Former US vice-president's scathing message to Australia: 'HOLLOW'

·3-min read

A former US vice president has taken a swipe at Australia's goal of reducing emissions to net zero by 2050.

Al Gore was one of the keynote speakers at the virtual Climate Smart Engineering conference on Tuesday and he said he believes Australia needs to do more.

He warned Australia's refusal at the COP26 climate summit to boost its 2030 emissions target or agree to slash methane emissions put at risk the country's economic leadership.

"I was glad to see Australia commit to net zero by 2050. But I was disappointed that the 2030 target was not increased. I do think Australia should do more," he said.

"A 2050 pledge without a near-term pledge has very little meaning."

The Morrison government insisted Australia's 2030 emissions reduction target of a 26 to 28 per cent cut on 2005 levels was fixed.

Al Gore, former Vice President of the United States speaks at the COP26 U.N. Climate Summit in Glasgow, Scotland, Friday, Nov. 5, 2021.
US Vice President Al Gore said Australia's climate target has very little meaning. Source: AP Photo/Alastair Grant

Australia took to the COP26 climate summit in Glasgow a workaround in the form of an updated projection forecasting a 30 to 35 per cent fall in emissions this decade.

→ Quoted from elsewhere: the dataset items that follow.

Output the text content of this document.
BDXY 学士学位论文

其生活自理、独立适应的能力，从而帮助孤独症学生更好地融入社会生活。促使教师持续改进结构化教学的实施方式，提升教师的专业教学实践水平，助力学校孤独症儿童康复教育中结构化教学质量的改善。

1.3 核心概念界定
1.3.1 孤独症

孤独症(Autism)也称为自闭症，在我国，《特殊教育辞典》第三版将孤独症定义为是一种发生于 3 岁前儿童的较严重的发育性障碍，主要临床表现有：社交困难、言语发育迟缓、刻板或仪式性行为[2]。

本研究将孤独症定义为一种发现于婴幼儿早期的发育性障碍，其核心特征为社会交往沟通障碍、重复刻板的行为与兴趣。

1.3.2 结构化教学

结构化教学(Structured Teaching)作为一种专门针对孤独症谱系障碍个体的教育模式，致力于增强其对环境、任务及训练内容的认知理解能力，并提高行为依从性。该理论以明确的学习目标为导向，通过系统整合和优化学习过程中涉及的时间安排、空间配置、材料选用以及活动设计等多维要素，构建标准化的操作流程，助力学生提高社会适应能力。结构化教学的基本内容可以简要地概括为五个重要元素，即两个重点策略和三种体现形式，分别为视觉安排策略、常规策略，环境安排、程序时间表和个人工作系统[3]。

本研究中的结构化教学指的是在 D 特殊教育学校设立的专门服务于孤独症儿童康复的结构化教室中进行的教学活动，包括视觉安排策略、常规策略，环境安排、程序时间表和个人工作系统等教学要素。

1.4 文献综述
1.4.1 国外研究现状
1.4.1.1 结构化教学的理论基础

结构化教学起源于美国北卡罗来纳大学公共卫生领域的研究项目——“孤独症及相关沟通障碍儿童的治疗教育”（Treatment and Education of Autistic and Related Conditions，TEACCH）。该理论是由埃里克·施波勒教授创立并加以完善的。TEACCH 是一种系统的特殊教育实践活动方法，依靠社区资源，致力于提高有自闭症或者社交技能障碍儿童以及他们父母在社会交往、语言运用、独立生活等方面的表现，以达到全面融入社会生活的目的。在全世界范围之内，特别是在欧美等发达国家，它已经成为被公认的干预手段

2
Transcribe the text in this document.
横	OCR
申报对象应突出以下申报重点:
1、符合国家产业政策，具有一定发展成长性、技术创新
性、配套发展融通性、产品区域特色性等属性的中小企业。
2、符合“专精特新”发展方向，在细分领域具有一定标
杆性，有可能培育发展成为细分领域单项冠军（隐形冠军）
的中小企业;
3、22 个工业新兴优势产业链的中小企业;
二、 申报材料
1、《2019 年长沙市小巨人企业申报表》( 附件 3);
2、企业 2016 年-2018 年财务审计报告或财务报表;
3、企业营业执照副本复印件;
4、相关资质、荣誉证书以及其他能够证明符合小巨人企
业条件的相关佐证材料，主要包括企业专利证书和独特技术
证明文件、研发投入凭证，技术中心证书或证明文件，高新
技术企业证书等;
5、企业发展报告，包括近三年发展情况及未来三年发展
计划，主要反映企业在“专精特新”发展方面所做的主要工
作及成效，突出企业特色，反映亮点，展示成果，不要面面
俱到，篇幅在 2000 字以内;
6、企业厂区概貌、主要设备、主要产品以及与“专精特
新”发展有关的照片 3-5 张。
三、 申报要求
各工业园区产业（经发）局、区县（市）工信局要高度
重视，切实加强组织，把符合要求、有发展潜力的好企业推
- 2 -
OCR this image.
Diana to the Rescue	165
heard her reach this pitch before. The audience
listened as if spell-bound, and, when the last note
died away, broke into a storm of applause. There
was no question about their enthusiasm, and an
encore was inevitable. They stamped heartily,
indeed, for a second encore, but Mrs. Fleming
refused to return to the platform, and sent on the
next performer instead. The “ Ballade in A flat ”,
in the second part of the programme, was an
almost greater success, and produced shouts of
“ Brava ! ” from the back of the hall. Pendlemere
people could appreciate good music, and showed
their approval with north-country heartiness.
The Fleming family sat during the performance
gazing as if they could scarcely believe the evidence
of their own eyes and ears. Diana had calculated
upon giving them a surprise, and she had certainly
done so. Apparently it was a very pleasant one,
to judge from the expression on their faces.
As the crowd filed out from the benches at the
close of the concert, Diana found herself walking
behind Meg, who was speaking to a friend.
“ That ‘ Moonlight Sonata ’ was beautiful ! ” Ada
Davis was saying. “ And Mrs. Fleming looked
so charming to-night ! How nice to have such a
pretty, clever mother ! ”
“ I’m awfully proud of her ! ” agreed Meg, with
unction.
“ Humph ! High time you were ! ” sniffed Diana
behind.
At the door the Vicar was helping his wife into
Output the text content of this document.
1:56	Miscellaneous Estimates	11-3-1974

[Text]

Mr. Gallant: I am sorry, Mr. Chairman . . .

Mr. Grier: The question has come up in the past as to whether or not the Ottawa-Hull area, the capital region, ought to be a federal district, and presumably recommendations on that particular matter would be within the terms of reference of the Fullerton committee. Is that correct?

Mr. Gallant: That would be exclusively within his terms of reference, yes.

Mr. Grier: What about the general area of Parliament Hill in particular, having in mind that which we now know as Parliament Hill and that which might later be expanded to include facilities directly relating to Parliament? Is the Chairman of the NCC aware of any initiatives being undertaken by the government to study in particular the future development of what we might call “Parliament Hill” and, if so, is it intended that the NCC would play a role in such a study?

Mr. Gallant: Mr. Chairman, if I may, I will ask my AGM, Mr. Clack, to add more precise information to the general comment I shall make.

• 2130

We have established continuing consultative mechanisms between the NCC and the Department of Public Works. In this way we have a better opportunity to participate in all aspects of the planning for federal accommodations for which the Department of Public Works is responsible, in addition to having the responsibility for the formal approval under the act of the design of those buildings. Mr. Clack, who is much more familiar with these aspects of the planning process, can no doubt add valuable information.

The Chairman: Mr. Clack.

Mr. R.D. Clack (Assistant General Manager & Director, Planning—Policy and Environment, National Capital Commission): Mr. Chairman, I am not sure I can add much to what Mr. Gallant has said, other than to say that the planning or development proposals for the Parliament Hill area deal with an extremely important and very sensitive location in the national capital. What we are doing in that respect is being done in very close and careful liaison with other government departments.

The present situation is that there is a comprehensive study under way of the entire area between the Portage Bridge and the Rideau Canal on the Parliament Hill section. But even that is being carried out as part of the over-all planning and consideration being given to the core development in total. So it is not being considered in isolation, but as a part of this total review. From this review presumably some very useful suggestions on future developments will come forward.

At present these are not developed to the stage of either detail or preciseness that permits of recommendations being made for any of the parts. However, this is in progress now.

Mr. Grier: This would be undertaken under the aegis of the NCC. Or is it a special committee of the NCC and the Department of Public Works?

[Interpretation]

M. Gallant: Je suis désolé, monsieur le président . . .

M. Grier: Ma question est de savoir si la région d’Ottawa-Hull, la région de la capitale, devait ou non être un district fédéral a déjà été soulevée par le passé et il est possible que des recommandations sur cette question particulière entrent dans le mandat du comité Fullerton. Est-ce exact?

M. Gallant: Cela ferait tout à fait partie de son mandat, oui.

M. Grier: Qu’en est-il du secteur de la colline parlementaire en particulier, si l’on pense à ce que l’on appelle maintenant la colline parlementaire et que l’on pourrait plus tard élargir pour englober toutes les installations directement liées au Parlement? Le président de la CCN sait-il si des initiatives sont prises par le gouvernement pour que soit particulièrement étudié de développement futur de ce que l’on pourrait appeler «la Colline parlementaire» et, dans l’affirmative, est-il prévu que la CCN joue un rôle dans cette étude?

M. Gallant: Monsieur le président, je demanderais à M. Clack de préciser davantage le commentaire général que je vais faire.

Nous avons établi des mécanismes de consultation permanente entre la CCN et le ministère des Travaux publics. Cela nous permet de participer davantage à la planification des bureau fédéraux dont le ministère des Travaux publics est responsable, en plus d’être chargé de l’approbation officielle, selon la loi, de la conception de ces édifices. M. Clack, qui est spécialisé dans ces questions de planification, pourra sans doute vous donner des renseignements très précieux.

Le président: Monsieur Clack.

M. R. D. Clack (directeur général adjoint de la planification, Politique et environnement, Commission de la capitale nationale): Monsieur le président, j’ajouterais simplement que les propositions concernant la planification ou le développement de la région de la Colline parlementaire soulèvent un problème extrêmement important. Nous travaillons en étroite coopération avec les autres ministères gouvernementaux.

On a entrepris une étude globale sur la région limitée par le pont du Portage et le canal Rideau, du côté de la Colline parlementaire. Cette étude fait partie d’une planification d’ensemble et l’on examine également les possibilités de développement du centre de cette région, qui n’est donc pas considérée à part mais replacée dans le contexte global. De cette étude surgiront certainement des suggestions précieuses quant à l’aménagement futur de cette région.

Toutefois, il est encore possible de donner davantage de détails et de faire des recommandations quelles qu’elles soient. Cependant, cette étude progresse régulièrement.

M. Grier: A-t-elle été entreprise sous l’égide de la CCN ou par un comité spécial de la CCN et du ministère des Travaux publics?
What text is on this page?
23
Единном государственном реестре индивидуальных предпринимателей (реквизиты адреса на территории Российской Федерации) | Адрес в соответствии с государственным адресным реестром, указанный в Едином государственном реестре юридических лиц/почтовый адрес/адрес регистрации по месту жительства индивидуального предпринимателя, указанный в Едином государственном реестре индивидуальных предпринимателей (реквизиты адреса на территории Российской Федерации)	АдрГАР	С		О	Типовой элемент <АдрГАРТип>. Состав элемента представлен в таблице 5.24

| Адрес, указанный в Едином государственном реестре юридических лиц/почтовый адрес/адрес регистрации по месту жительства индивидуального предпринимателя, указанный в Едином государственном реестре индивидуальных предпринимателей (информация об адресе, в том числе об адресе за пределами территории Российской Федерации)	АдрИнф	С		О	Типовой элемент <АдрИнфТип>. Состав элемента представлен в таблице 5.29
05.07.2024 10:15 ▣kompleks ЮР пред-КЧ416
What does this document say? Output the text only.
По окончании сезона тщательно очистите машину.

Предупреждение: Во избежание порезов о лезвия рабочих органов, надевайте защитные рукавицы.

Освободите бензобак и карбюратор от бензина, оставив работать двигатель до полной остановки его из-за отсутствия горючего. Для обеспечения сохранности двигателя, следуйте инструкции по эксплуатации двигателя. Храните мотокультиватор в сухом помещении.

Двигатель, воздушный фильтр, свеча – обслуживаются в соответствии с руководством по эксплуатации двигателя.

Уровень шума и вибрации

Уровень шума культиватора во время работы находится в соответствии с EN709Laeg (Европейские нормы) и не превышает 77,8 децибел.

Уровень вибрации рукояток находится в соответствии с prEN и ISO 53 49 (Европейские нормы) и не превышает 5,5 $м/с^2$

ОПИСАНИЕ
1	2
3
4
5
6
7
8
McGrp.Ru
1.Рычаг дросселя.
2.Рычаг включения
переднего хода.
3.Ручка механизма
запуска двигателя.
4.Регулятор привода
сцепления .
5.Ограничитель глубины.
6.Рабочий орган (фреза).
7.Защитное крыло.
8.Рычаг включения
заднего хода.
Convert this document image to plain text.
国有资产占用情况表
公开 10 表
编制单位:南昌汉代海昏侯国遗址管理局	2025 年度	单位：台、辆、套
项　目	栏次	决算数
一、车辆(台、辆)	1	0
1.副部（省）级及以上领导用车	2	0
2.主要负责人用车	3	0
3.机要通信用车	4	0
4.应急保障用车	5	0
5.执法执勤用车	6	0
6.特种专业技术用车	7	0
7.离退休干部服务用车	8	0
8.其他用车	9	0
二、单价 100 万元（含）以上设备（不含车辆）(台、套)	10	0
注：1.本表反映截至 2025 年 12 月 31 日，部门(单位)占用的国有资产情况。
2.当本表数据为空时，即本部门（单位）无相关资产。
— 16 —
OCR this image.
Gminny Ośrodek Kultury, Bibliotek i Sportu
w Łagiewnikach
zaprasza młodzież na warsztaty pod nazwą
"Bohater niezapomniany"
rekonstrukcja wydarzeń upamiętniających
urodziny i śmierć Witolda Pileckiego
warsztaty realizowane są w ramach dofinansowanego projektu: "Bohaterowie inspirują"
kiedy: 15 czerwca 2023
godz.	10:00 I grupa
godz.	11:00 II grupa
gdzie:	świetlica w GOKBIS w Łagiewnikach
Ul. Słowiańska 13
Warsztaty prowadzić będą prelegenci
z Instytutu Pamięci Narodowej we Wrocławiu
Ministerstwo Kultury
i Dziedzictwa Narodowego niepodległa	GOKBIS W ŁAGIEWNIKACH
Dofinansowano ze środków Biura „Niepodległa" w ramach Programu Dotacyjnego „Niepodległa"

The coalition maintained coal production would remain a key economic pillar over coming decades even as its own modelling forecast a halving of its value by 2050.

The former Vice President also urged coal miners in Australia to be wary of "hollow words" in the promises made by politicians about emissions-heavy jobs in the future.

"Are they promising to protect them from the owners of the coal mines who are introducing automation at an unprecedented rate?" he questioned.

"Are they promising to protect them from the market forces that are driving the cost of electricity from renewable sources so much lower than the cost of electricity from burning coal - that they're going to somehow like King Canute tell the tides to stop?

"(Coal miners) deserve the all-out effort by governments at every level to provide new opportunities that are at least as good as the opportunities in the jobs of the past."

Prime Minister Scott Morrison is seen during a visit to the Baker and Proven factory in St Marys, Sydney, Monday, November, 15, 2021.
Prime Minister Scott Morrison believes Australia's coal industry will thrive for decades. Source: AAP Image/Dean Lewins

On Monday, Prime Minister Scott Morrison said he believed people in the coal industry would be working in it "for decades to come".

Mr Morrison said there would be a transition over a long period of time, and would not apologise for standing up for Australia's security or economic interests.

His comments come after Prime Minister Boris Johnson said the Glasgow agreement to phase down the use of coal power was a "death knell".

Instead of coal, Mr Gore encouraged leaders to see the potential in renewables, like wind and solar.

"Others who look to the future, think immediately of sunshine and wind. And those resources, Australia has in more abundance than any other nation on Earth," he said.

Australia was ranked last in the world for climate policies, again, in a report which analysed nations' commitment to tackling the climate crisis.